Dekonstruksi membuka luas pemaknaan sebuah tanda, sehingga makna-makna dan ideologi baru mengalir tanpa henti dari tanda tersebut. Munculnya ideologi baru bersifat menyingkirkan (“menghancurkan” atau mendestruksi) makna sebelumnya, terus-menerus tanpa henti hingga menghasilkan puing-puing makna dan ideologi yang tak terbatas.Berbeda dari Baudrillard yang melihat tanda sebagai hasil konstruksi simulatif suatu realitas, Derrida lebih melihat tanda sebagai gunungan realitas yang menyembunyikan sejumlah ideologi yang membentuk atau dibentuk oleh makna tertentu. Makna-makna dan ideologi itu dibongkar melalui teknik dekonstruksi. Namun, baik Baurillard maupun Derrida sepakat bahwa di balik tanda tersembunyi ideologi yang membentuk makna tanda tersebut.
Umberto Eco
Stephen W. Littlejohn (1996) menyebut Umberto Eco
sebagai ahli semiotikan yang menghasilkan salah satu teori mengenai tanda yang
paling komprehensif dan kontemporer. Menurut Littlejohn, teori Eco penting
karena ia mengintegrasikan teori-teori semiotika sebelumnya dan membawa
semiotika secara lebih mendalam (Sobur, 2006).
Eco menganggap tugas ahli semiotika bagaikan
menjelajahi hutan, dan ingin memusatkan perhatian pada modifikasi sistem tanda.
Eco kemudian mengubah konsep tanda menjadi konsep fungsi tanda. Eco
menyimbulkan bahwa “satu tanda bukanlah entitas semiotik yang dapat ditawar,
melainkan suatu tempat pertemuan bagi unsur-unsur independen (yang berasal dari
dua sistem berbeda dari dua tingkat yang berbeda yakni ungkapan dan isi, dan
bertemu atas dasar hubungan pengkodean”. Eco menggunakan “kode-s” untuk
menunjukkan kode yang dipakai sesuai struktur bahasa. Tanpa kode, tanda-tanda
suara atau grafis tidak memiliki arti apapun, dan dalam pengertian yang paling
radikal tidak berfungsi secara linguistik. Kode-s bisa bersifat “denotatif”

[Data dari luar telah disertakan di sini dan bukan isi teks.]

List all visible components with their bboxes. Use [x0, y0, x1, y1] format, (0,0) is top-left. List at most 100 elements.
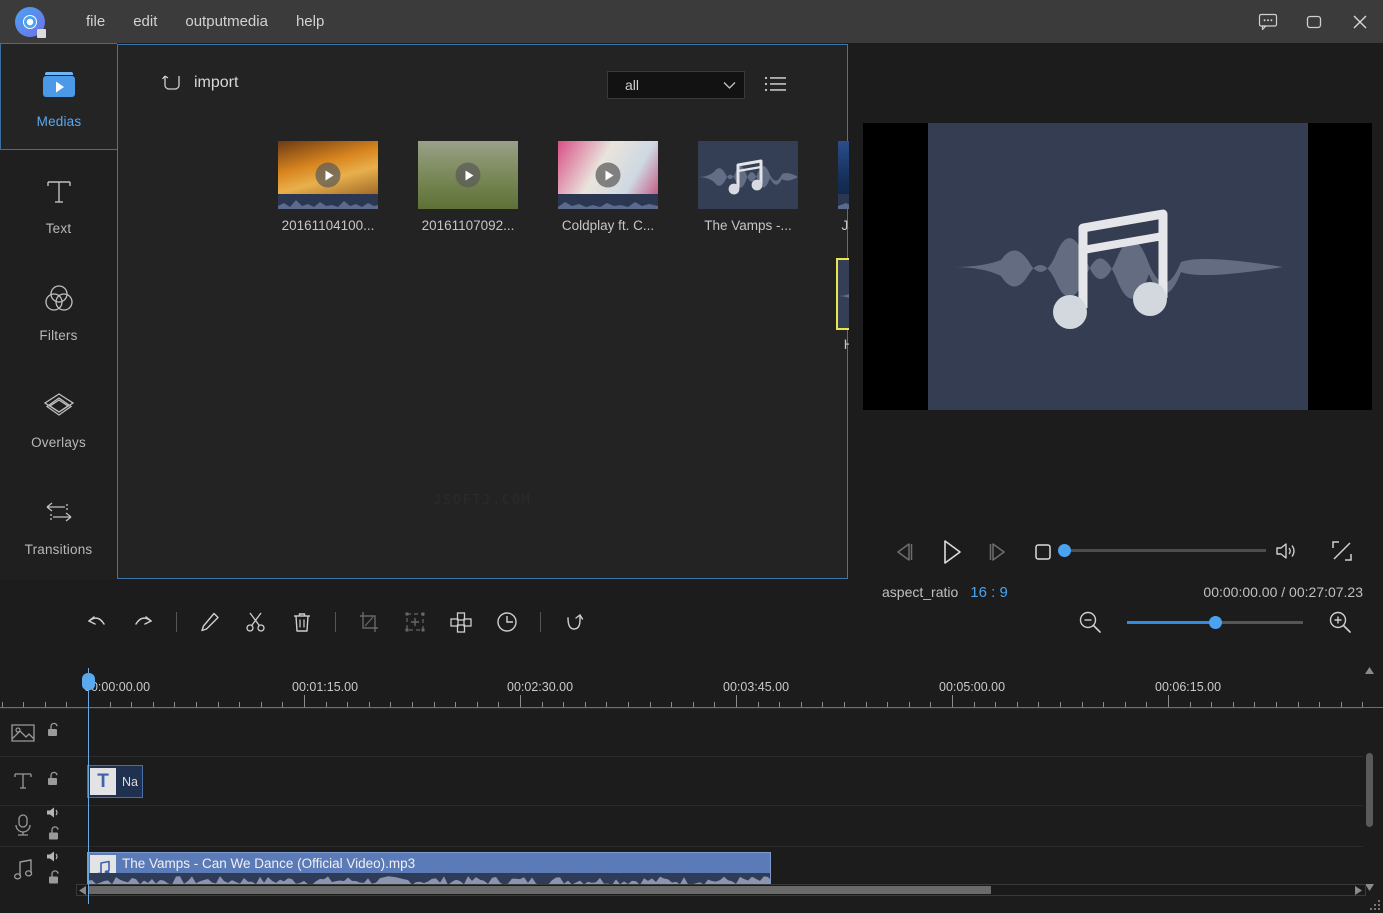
speaker-icon [47, 807, 58, 818]
timeline-clip-text[interactable]: T Na [87, 765, 143, 798]
media-item[interactable]: 20161104100... [258, 141, 398, 233]
horizontal-scroll-thumb[interactable] [88, 886, 991, 894]
mosaic-icon [450, 612, 472, 633]
delete-button[interactable] [279, 600, 325, 644]
volume-button[interactable] [1263, 531, 1309, 571]
watermark: JSOFTJ.COM [433, 493, 532, 508]
sidebar-item-transitions[interactable]: Transitions [0, 471, 117, 578]
track-header-music[interactable] [0, 846, 80, 893]
video-stage[interactable] [863, 123, 1372, 410]
resize-grip-icon[interactable] [1368, 898, 1380, 910]
timeline-ruler[interactable]: 00:00:00.00 00:01:15.00 00:02:30.00 00:0… [0, 662, 1383, 708]
feedback-button[interactable] [1245, 0, 1291, 43]
toolbar-separator [335, 612, 336, 632]
playhead[interactable] [82, 668, 95, 904]
zoom-slider-handle[interactable] [1209, 615, 1222, 629]
split-button[interactable] [233, 600, 279, 644]
zoom-in-button[interactable] [1317, 600, 1363, 644]
track-toggles [46, 806, 61, 846]
undo-button[interactable] [74, 600, 120, 644]
play-overlay-icon [595, 162, 621, 188]
text-clip-badge: T [90, 768, 116, 795]
media-library-panel: import all 20161104100... 20161107092...… [117, 44, 940, 579]
zoom-slider-fill [1127, 620, 1216, 624]
media-filter-value: all [625, 77, 640, 93]
export-share-icon [567, 614, 584, 630]
text-clip-label: Na [122, 774, 138, 789]
ruler-label: 00:03:45.00 [723, 680, 790, 694]
list-view-icon [764, 76, 786, 92]
lane-text[interactable]: T Na [80, 756, 1363, 805]
close-button[interactable] [1337, 0, 1383, 43]
media-filter-select[interactable]: all [607, 71, 745, 99]
toolbar-separator [176, 612, 177, 632]
export-button[interactable] [551, 600, 597, 644]
next-frame-icon [989, 543, 1005, 561]
track-toggles [46, 722, 60, 743]
sidebar-item-label: Overlays [31, 434, 86, 450]
mute-toggle-music[interactable] [46, 850, 61, 868]
sidebar-item-label: Transitions [24, 541, 93, 557]
sidebar-item-overlays[interactable]: Overlays [0, 364, 117, 471]
sidebar-item-label: Text [45, 220, 72, 236]
sidebar-item-filters[interactable]: Filters [0, 257, 117, 364]
scroll-up-button[interactable] [1364, 665, 1375, 676]
track-header-text[interactable] [0, 756, 80, 805]
vertical-scroll-thumb[interactable] [1366, 753, 1373, 827]
lane-voice[interactable] [80, 805, 1363, 846]
track-header-video[interactable] [0, 708, 80, 756]
zoom-out-icon [1079, 611, 1101, 633]
track-toggles [46, 771, 60, 792]
playhead-handle[interactable] [82, 673, 95, 690]
preview-right-controls [1263, 531, 1365, 571]
microphone-icon [0, 813, 46, 839]
sidebar-item-medias[interactable]: Medias [0, 43, 117, 150]
trash-icon [294, 613, 310, 632]
play-button[interactable] [928, 532, 974, 572]
fullscreen-button[interactable] [1319, 531, 1365, 571]
track-header-voice[interactable] [0, 805, 80, 846]
timeline-clip-audio[interactable]: The Vamps - Can We Dance (Official Video… [87, 852, 771, 888]
crop-button[interactable] [346, 600, 392, 644]
lock-toggle-music[interactable] [47, 870, 61, 890]
add-marker-button[interactable] [392, 600, 438, 644]
mosaic-button[interactable] [438, 600, 484, 644]
menu-outputmedia[interactable]: outputmedia [171, 7, 282, 36]
overlays-diamond-icon [40, 386, 78, 426]
previous-frame-button[interactable] [882, 532, 928, 572]
next-frame-button[interactable] [974, 532, 1020, 572]
edit-button[interactable] [187, 600, 233, 644]
menu-help[interactable]: help [282, 7, 338, 36]
maximize-button[interactable] [1291, 0, 1337, 43]
video-editor-window: file edit outputmedia help Medias Text F… [0, 0, 1383, 913]
sidebar-item-text[interactable]: Text [0, 150, 117, 257]
zoom-slider[interactable] [1127, 615, 1303, 629]
timeline-horizontal-scrollbar[interactable] [76, 884, 1366, 896]
media-item[interactable]: Coldplay ft. C... [538, 141, 678, 233]
lane-video[interactable] [80, 708, 1363, 756]
text-t-icon [0, 769, 46, 793]
timeline-vertical-scrollbar[interactable] [1364, 665, 1375, 893]
lock-toggle-text[interactable] [46, 771, 60, 792]
close-icon [1353, 15, 1367, 28]
scroll-left-icon [79, 886, 86, 895]
play-icon [944, 540, 961, 564]
duration-button[interactable] [484, 600, 530, 644]
sidebar-item-label: Medias [36, 113, 82, 129]
lock-toggle-video[interactable] [46, 722, 60, 743]
redo-icon [135, 616, 152, 625]
media-item-label: 20161104100... [281, 218, 375, 233]
lock-toggle-voice[interactable] [47, 826, 61, 846]
media-item[interactable]: 20161107092... [398, 141, 538, 233]
edit-toolbar [0, 596, 1383, 648]
menu-file[interactable]: file [72, 7, 119, 36]
seek-handle[interactable] [1058, 544, 1071, 557]
media-item[interactable]: The Vamps -... [678, 141, 818, 233]
zoom-out-button[interactable] [1067, 600, 1113, 644]
list-view-toggle[interactable] [761, 69, 791, 99]
menu-edit[interactable]: edit [119, 7, 171, 36]
redo-button[interactable] [120, 600, 166, 644]
import-button[interactable]: import [161, 73, 238, 93]
seek-bar[interactable] [1061, 549, 1266, 552]
mute-toggle-voice[interactable] [46, 806, 61, 824]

(bila suatu pernyataan bisa dipahami secara harfiah), atau “konotatif” (bila
tampak kode lain dalam pernyataan yang sama). Penggunaan istilah ini hampir
serupa dengan karya Saussure, namun Eco ingin memperkenalkan pemahaman tentang
suatu kode-s yang lebih bersifat dinamis daripada yang ditemukan dalam teori
Saussure, di samping itu sangat terkait dengan teori linguistik masa kini.
Ogden & Richard
Teori Semiotika C. K. Ogden dan I. A. Richard
merupakan teori semiotika trikotomi yang dikembangkan dari Teori Saussure dan
Teori Barthes yang didalamnya terdapat perkembangan hubungan antara Petanda
(signified) dengan Penanda (signifier) dimana Penanda kemudian dibagi menjadi
dua yaitu Peranti (Actual Function/Object Properties) dan Penanda (signifier)

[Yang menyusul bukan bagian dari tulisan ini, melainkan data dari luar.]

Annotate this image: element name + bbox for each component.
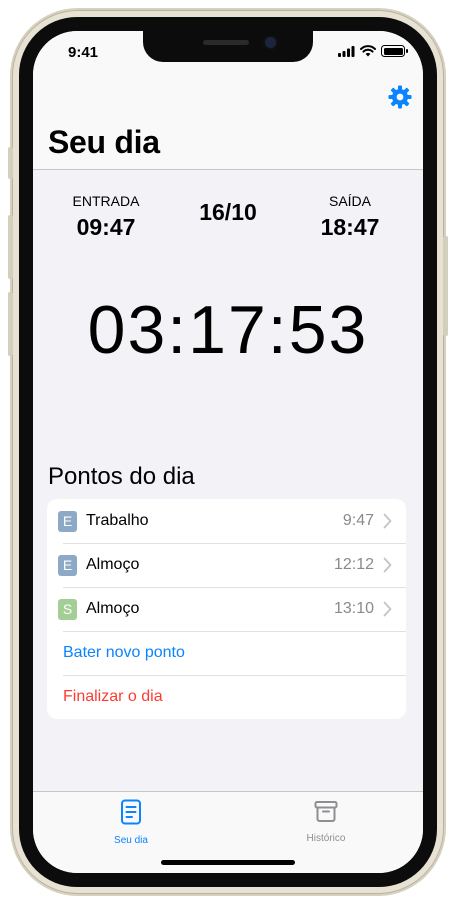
- document-icon: [121, 799, 141, 825]
- saida-time: 18:47: [320, 214, 380, 240]
- entry-type-badge: E: [58, 554, 77, 576]
- battery-icon: [381, 45, 408, 57]
- app-screen: 9:41 Seu dia ENTRADA 09:47 16/10 SAÍDA 1…: [33, 31, 423, 873]
- wifi-icon: [360, 45, 376, 57]
- entry-name: Almoço: [86, 600, 140, 617]
- tab-label: Seu dia: [114, 835, 148, 846]
- entrada-time: 09:47: [76, 214, 136, 240]
- list-item[interactable]: S Almoço 13:10: [47, 587, 406, 631]
- current-date: 16/10: [199, 199, 257, 225]
- power-button: [443, 236, 448, 336]
- device-notch: [143, 31, 313, 62]
- volume-down-button: [8, 292, 13, 356]
- entrada-label: ENTRADA: [72, 193, 140, 209]
- new-point-button[interactable]: Bater novo ponto: [47, 631, 406, 675]
- entry-time: 13:10: [333, 600, 374, 617]
- tab-label: Histórico: [306, 833, 346, 844]
- entry-type-badge: E: [58, 510, 77, 532]
- chevron-right-icon: [383, 513, 392, 529]
- saida-label: SAÍDA: [328, 193, 371, 209]
- page-title: Seu dia: [48, 124, 160, 160]
- entry-name: Trabalho: [86, 512, 149, 529]
- finish-day-button[interactable]: Finalizar o dia: [47, 675, 406, 719]
- section-title: Pontos do dia: [48, 463, 195, 490]
- finish-day-label: Finalizar o dia: [63, 688, 163, 705]
- entry-time: 12:12: [333, 556, 374, 573]
- entry-time: 9:47: [342, 512, 374, 529]
- tab-historico[interactable]: Histórico: [266, 799, 386, 844]
- chevron-right-icon: [383, 557, 392, 573]
- entrada-block: ENTRADA 09:47: [56, 193, 156, 241]
- archive-box-icon: [314, 801, 338, 822]
- tab-seu-dia[interactable]: Seu dia: [71, 799, 191, 846]
- list-item[interactable]: E Almoço 12:12: [47, 543, 406, 587]
- cellular-signal-icon: [338, 45, 355, 57]
- entry-type-badge: S: [58, 598, 77, 620]
- new-point-label: Bater novo ponto: [63, 644, 185, 661]
- entry-name: Almoço: [86, 556, 140, 573]
- elapsed-timer: 03:17:53: [87, 292, 369, 368]
- volume-up-button: [8, 215, 13, 279]
- home-indicator: [161, 860, 295, 865]
- silent-switch: [8, 147, 13, 179]
- chevron-right-icon: [383, 601, 392, 617]
- points-list: E Trabalho 9:47 E Almoço 12:12 S Almoço …: [47, 499, 406, 719]
- status-time: 9:41: [68, 44, 99, 61]
- saida-block: SAÍDA 18:47: [300, 193, 400, 241]
- status-icons: [338, 45, 408, 57]
- settings-gear-icon[interactable]: [388, 85, 412, 109]
- list-item[interactable]: E Trabalho 9:47: [47, 499, 406, 543]
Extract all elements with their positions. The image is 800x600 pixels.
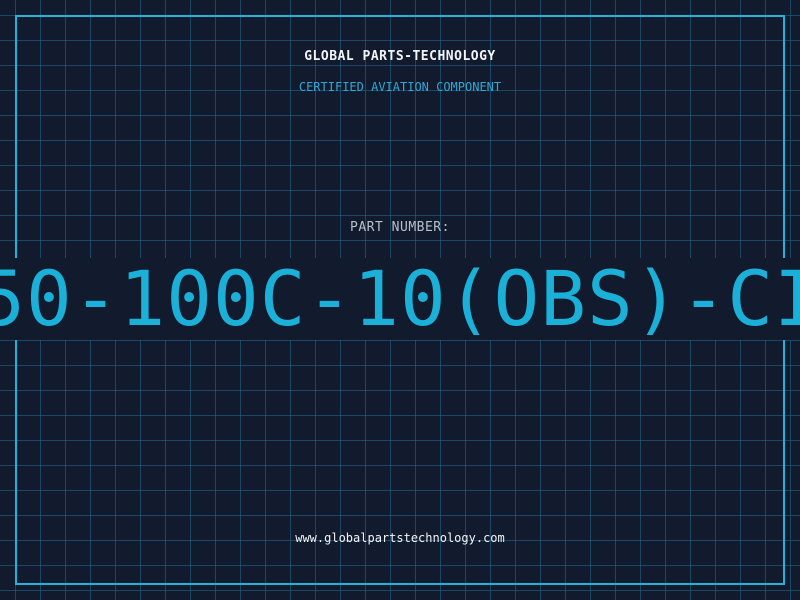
website-url: www.globalpartstechnology.com (295, 531, 505, 545)
part-label-card: GLOBAL PARTS-TECHNOLOGY CERTIFIED AVIATI… (0, 0, 800, 600)
company-name: GLOBAL PARTS-TECHNOLOGY (304, 49, 496, 64)
part-number-label: PART NUMBER: (350, 220, 450, 235)
part-number-value: 650-100C-10(OBS)-CIM (0, 258, 800, 340)
certification-subtitle: CERTIFIED AVIATION COMPONENT (298, 80, 502, 94)
part-number-band: 650-100C-10(OBS)-CIM (0, 258, 800, 340)
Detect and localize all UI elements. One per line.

itu sendiri. Petanda merupakan Konotasi dari Penanda, sedangkan Peranti
merupakan Denotasi dari Penanda. Pada teori ini Petanda merupakan makna,
konsep, gagasan, sedang Penanda merupakan gambaran yang menjelaskan peranti,
penjelasan fisik obyek benda, kondisi obyek/benda, dan cenderung (tetapi tidak
selalu) berupa ciri-ciri bentuk, ruang, permukaan dan volume yang memiliki
suprasegmen tertentu (irama, warna, tekstur, dsb) dan Peranti merupakan wujud
obyek/benda/fungsi aktual (Christian).